His Bolton bedroom now was rich in Lancashire splendour, the carpet pure olive-green wool overflung with white roses. The heavy curtains, interlined for the black-out, were damask within and without. The eiderdown was of fat rose-pink blisters and beside the bed was a lamp with pink silk and bead fringes. The wallpaper could have stood by itself, thickly embossed with gold, and the blankets were snowy wool, and satin-bound. “You are in the best spare,” said Muriel. “The wardrobe may be a Gillow.” “Now put the fire on if you need it,” said Hilda. “Both bars. We have to go out now.”
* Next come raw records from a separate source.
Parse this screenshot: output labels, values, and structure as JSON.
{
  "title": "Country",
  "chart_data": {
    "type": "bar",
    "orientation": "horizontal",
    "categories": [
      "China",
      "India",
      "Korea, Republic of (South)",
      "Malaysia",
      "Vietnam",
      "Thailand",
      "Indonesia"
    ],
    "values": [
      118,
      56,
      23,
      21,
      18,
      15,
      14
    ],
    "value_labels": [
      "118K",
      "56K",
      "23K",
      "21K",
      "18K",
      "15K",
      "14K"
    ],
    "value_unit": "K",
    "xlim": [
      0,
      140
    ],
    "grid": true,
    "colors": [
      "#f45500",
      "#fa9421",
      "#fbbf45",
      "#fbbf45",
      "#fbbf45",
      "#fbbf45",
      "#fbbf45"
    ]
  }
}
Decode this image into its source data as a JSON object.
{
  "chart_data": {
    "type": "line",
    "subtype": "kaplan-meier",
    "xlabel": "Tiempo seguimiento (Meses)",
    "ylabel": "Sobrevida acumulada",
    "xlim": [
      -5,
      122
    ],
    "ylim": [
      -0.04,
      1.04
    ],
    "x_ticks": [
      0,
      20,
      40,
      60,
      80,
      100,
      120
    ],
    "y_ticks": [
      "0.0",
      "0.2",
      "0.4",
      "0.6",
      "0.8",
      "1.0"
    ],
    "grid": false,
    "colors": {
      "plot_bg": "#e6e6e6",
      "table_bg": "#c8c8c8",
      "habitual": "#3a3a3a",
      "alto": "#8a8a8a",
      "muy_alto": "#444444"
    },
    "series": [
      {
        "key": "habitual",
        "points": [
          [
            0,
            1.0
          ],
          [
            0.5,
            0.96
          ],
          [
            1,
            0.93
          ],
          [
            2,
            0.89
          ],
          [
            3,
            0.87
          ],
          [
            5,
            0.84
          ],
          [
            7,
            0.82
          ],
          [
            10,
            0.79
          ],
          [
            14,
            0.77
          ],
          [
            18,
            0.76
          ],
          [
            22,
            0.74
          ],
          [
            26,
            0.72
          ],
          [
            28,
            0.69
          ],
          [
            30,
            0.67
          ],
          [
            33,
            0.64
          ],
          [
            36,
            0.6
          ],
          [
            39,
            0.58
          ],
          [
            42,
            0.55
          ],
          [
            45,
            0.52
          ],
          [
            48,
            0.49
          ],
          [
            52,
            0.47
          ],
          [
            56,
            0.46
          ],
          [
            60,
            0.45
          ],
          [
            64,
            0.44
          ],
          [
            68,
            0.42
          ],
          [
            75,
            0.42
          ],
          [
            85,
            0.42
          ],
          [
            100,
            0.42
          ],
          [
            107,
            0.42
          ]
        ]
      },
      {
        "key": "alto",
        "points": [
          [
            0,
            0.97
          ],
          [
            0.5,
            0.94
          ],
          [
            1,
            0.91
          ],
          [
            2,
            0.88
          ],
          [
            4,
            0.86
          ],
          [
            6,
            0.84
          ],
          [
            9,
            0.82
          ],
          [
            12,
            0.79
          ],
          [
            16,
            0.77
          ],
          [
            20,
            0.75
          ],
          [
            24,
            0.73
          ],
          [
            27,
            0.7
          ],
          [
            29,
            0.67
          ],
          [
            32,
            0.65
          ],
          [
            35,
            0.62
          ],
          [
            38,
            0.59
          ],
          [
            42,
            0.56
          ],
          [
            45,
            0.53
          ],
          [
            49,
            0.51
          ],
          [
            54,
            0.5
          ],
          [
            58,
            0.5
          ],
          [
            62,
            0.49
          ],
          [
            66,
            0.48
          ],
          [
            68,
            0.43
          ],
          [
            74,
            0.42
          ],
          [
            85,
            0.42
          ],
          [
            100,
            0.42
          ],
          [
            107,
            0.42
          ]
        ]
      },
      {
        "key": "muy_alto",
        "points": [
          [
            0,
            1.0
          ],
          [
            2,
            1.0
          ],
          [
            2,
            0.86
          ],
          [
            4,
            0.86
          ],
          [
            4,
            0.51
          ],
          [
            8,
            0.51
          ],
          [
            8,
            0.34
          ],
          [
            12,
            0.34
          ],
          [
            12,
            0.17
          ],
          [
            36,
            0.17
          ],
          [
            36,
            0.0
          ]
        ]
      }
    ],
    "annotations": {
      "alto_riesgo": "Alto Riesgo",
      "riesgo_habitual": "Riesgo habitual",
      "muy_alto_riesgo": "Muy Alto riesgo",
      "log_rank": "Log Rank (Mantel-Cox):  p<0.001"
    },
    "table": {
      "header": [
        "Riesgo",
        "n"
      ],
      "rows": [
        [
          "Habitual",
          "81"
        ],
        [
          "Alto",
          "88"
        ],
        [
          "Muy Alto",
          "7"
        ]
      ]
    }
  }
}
Going out was their refrain. Eddie’s life was beyond their interest. They dwelt like Siamese twins in each other’s concerns and in the present moment. Every morning they came down to the breakfast-room talking before they saw you but telling you their plans. Their eyes were always blanks. They were always in one of a number of uniforms but always the same as each other. There was the Red Cross officer with stripes and a cockade; the WVS plum and dark green; a scarlet and grey ensemble reminiscent of the North-West Frontier; and a white and navy serge with wings on the head indicative of some variety of military nurse. They left the house every day by eight-thirty and were never home till supper. On Sundays they were up betimes for the eight o’clock Communion, and later sat knitting gloves and listening to Forces Favourites . There was a nice medium sherry before a heavy supper each evening. The midget maid crept about doing wonders with the chores and a muscular woman came in for the rough and a man for swilling down the yard. Each day Eddie ate his lunch alone at one end of the mahogany dining table, also a suspected Gillow, laid up with lace mats and shining silver. He received no mail and the phone never rang for him.
“Now, don’t you overwork,” they shouted. “You’ll get in. It’s your father’s old college. There’s a nice flick on at the Odeon,” and they clashed shut the vestibule door not interested in his answer.